Autor: Fernando Pessoa
Vem, Noite antiquíssima e idêntica. 
Noite Rainha nascida destronada, 
Noite igual por dentro ao silêncio.
(...)
Vem soleníssima, 
Soleníssima e cheia 
De uma oculta vontade de soluçar, 
Talvez porque a alma é grande e a vida pequena, 
E todos os gestos não saem do nosso corpo, 
E só alcançamos onde o nosso braço chega, 
E só vemos até onde chega o nosso olhar. 
(...)
Vem, dolorosa, 
Mater-Dolorosa das Angústias dos Tímidos, 
Das Tristezas dos Desprezados. 
Mão fresca sobre a testa em febre dos Humildes. 
Sabor de água sobre os lábios secos e Cansados. 
Vem, lá do fundo 
Do horizonte lívido, 
Vem e arranca-me 
Do solo de angústia e de inutilidade 
Onde vicejo. 
Apanha-me do meu solo, malmequer esquecido, 
Folha a folha lê em mim não sei que sina 
E desfolha-me para teu agrado, 
Para teu agrado silencioso e fresco. 
Uma folha de mim lança para o Sul, 
Onde estão os mares que os Navegadores abriram; 
Outra folha minha atira ao Ocidente, 
Onde arde ao rubro tudo o que talvez seja o Futuro, 
Que eu sem conhecer adoro; 
E a outra, as outras, o resto de mim 
Atira ao Oriente, 
Ao Oriente donde vem tudo, o dia e a fé, 
Ao Oriente pomposo e fanático e quente,  
Ao Oriente budista, bramânico, sintoísta, 
Ao Oriente que tudo o que nós temos, 
Que tudo o que nós não somos, 
Ao Oriente onde – quem sabe? – Cristo talvez ainda hoje viva, 
Onde Deus talvez exista realmente e mandando em tudo... 
(...)
Vem, cuidadosa, 
Vem, maternal, 
Pé ante pé enfermeira antiquíssima, que te sentaste 
À cabeceira dos deuses das fés já perdidas, 
E sorriste porque tudo te é falso e inútil. 
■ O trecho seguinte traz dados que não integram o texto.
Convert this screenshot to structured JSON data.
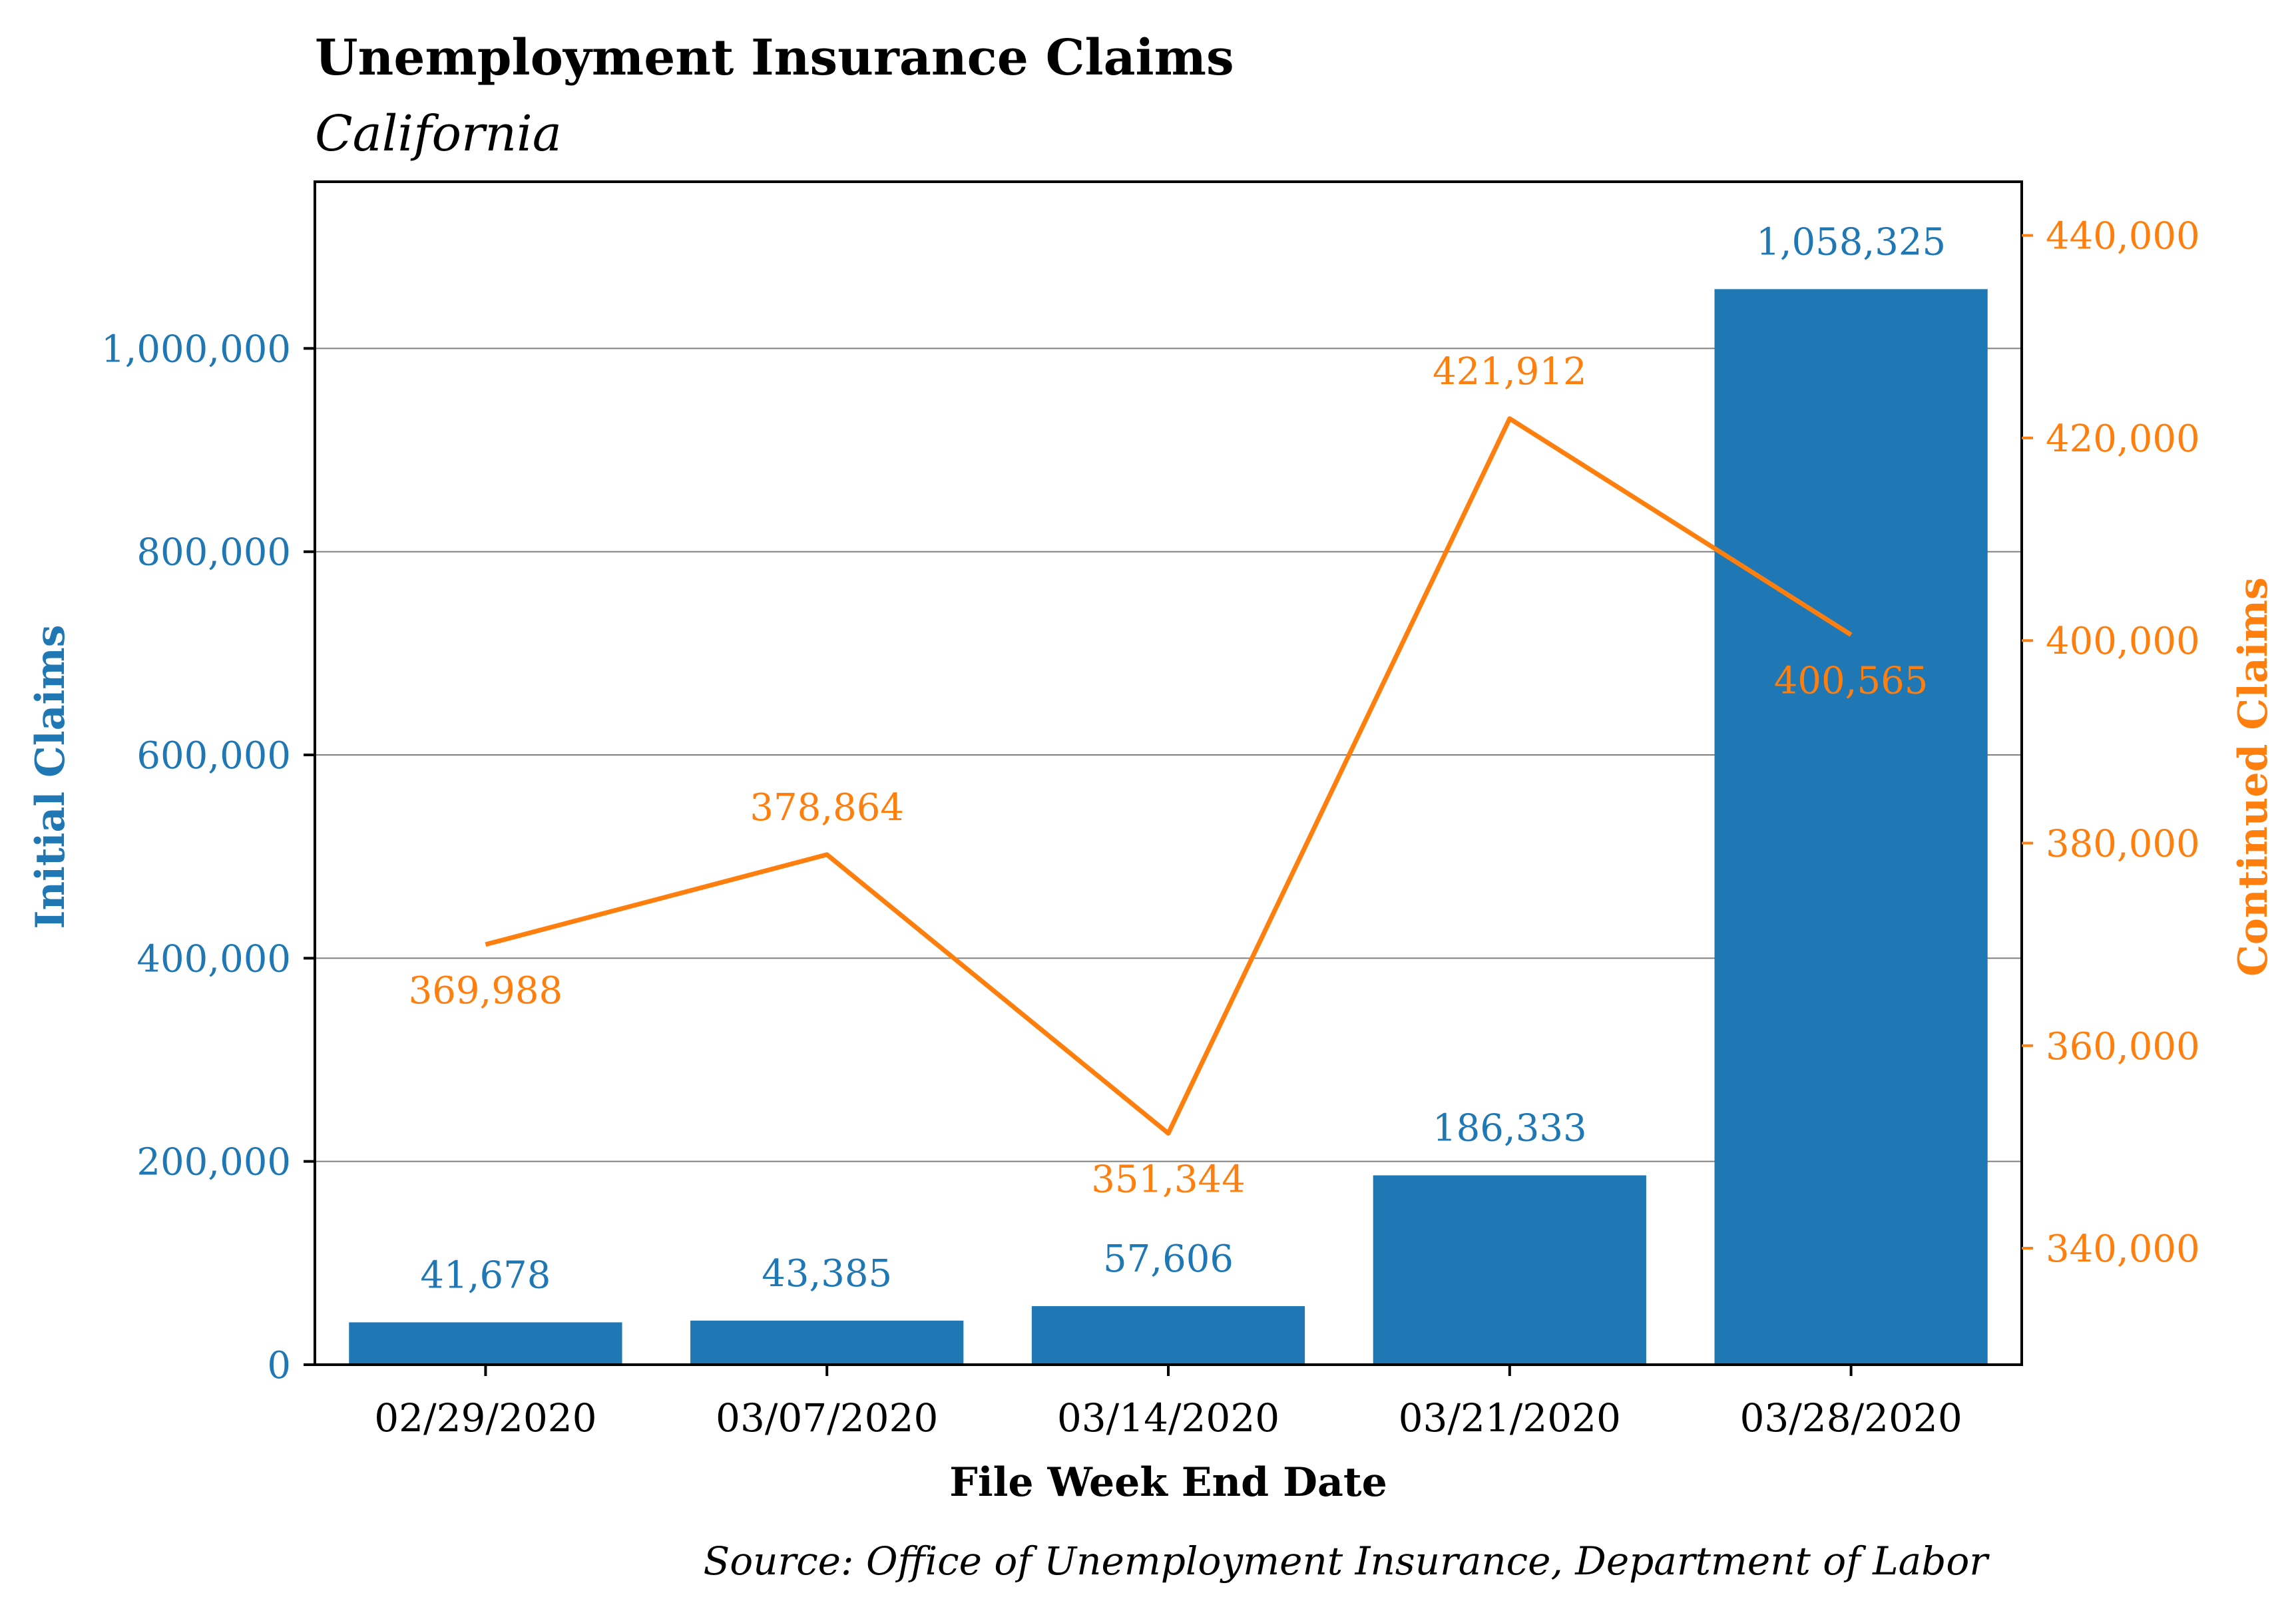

Vem, Noite silenciosa e extática, 
Vem envolver na noite manto branco 
O meu coração...
Sobre o autor:
Fernando Pessoa (1888 - 1935) nasceu em Lisboa. Considerado um dos mais 
importantes poetas modernistas. Criou heterônimos famosos como Alberto 
Caieiro, Ricardo Reis e Álvaro Campos.